10. The rollator of claim 9, wherein the entirety of the longitudinal axis extending along the corresponding forearm gutter resides between the two opposing side planes.
11. The rollator of claim 9, wherein each of the pair of planes pass through a respective pair of the plurality of wheel assemblies.
12. The rollator of claim 9, wherein each of the pair of planes pass through respective ones of the first side frame and the second side frame.
13. The rollator of claim 9, wherein the anterior element includes two ends and the posterior element includes two ends, the anterior element rotatably coupled to the posterior element, rotation of the anterior element and the posterior element is adapted to move the X-folder between an open X-folder state and a closed X-folder state.
14. The rollator of claim 13 wherein the first end of the anterior element is rotatably coupled to a lower portion of the first side frame at two locations disposed at a first horizontal distance, and the first end of the posterior element of the X-folder is rotatably coupled to a lower portion of the second side frame at two locations disposed at a second horizontal distance, such that the first horizontal distance and the second horizontal distance are selected to dispose the first side frame into substantial parallel disposition with the second side frame.

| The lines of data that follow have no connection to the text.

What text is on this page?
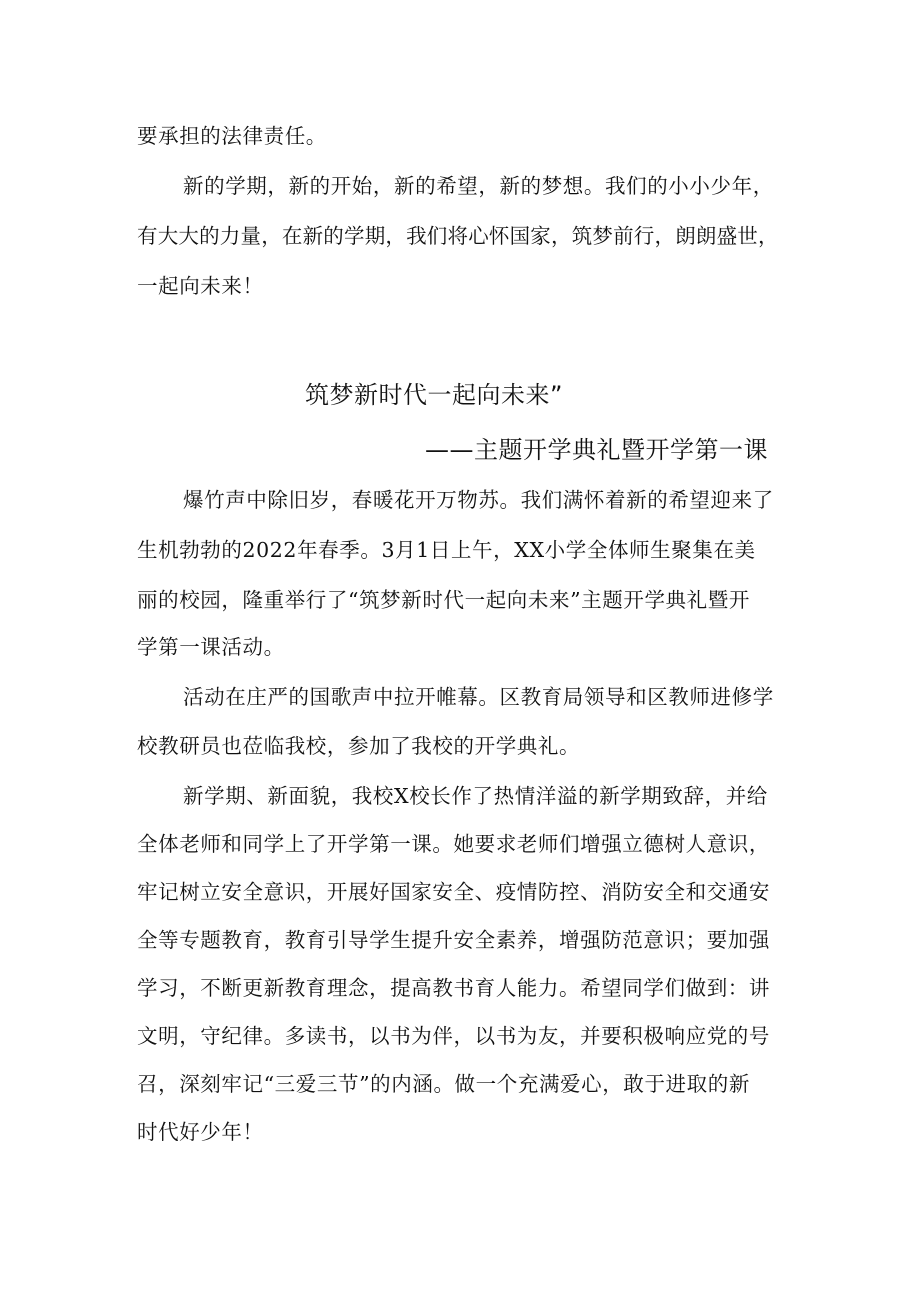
要承担的法律责任。
新的学期，新的开始，新的希望，新的梦想。我们的小小少年，
有大大的力量，在新的学期，我们将心怀国家，筑梦前行，朗朗盛世，
一起向未来！
筑梦新时代一起向未来”
——主题开学典礼暨开学第一课
爆竹声中除旧岁，春暖花开万物苏。我们满怀着新的希望迎来了
生机勃勃的2022年春季。3月1日上午，XX小学全体师生聚集在美
丽的校园，隆重举行了“筑梦新时代一起向未来”主题开学典礼暨开
学第一课活动。
活动在庄严的国歌声中拉开帷幕。区教育局领导和区教师进修学
校教研员也莅临我校，参加了我校的开学典礼。
新学期、新面貌，我校X校长作了热情洋溢的新学期致辞，并给
全体老师和同学上了开学第一课。她要求老师们增强立德树人意识，
牢记树立安全意识，开展好国家安全、疫情防控、消防安全和交通安
全等专题教育，教育引导学生提升安全素养，增强防范意识；要加强
学习，不断更新教育理念，提高教书育人能力。希望同学们做到：讲
文明，守纪律。多读书，以书为伴，以书为友，并要积极响应党的号
召，深刻牢记“三爱三节”的内涵。做一个充满爱心，敢于进取的新
时代好少年！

15. The rollator of claim 9 further comprising a plurality of wheel direction locks each coupled to the frame above a respective wheel assembly, each wheel direction lock having a wheel direction lock element adapted to insert into a lock depression in a respective wheel fork to lock the respective wheel fork relative to the frame.
16. The rollator of claim 9, further comprising a seat member translatably coupled to the frame.
17. A rollator for use on a walking surface for a user having one or two forearms, the rollator comprising:
a frame having a first side frame and a second side frame extending along respective ones of a spaced, generally parallel pair of planes;
an X-folder apparatus having a pair of pivotally connected rigid elements, each rigid element being pivotally coupled to a respective one of the first side frame and the second side frame and being detachably connected to the other one of the first side frame and the second side frame;
a plurality of wheel assemblies coupled to the frame for supporting the frame above the walking surface;
a first upper body support coupled to and disposable at an adjustable height above the first side frame;
a second upper body support coupled to and disposable at an adjustable height above the second side frame; and
a pair of forearm gutters coupled to respective ones of the first and second upper body supports for engaging and supporting a respective forearm of the user during use, a majority of each forearm gutter being positioned between each of the pair of planes.
18. The rollator of claim 17, wherein each of the pair of planes pass through a respective pair of the plurality of wheel assemblies.
19. The rollator of claim 17, wherein each of the pair of planes pass through respective ones of the first side frame and the second side frame.
20. The rollator of claim 17, wherein the first side frame and the second side frame each include at least one curved tube.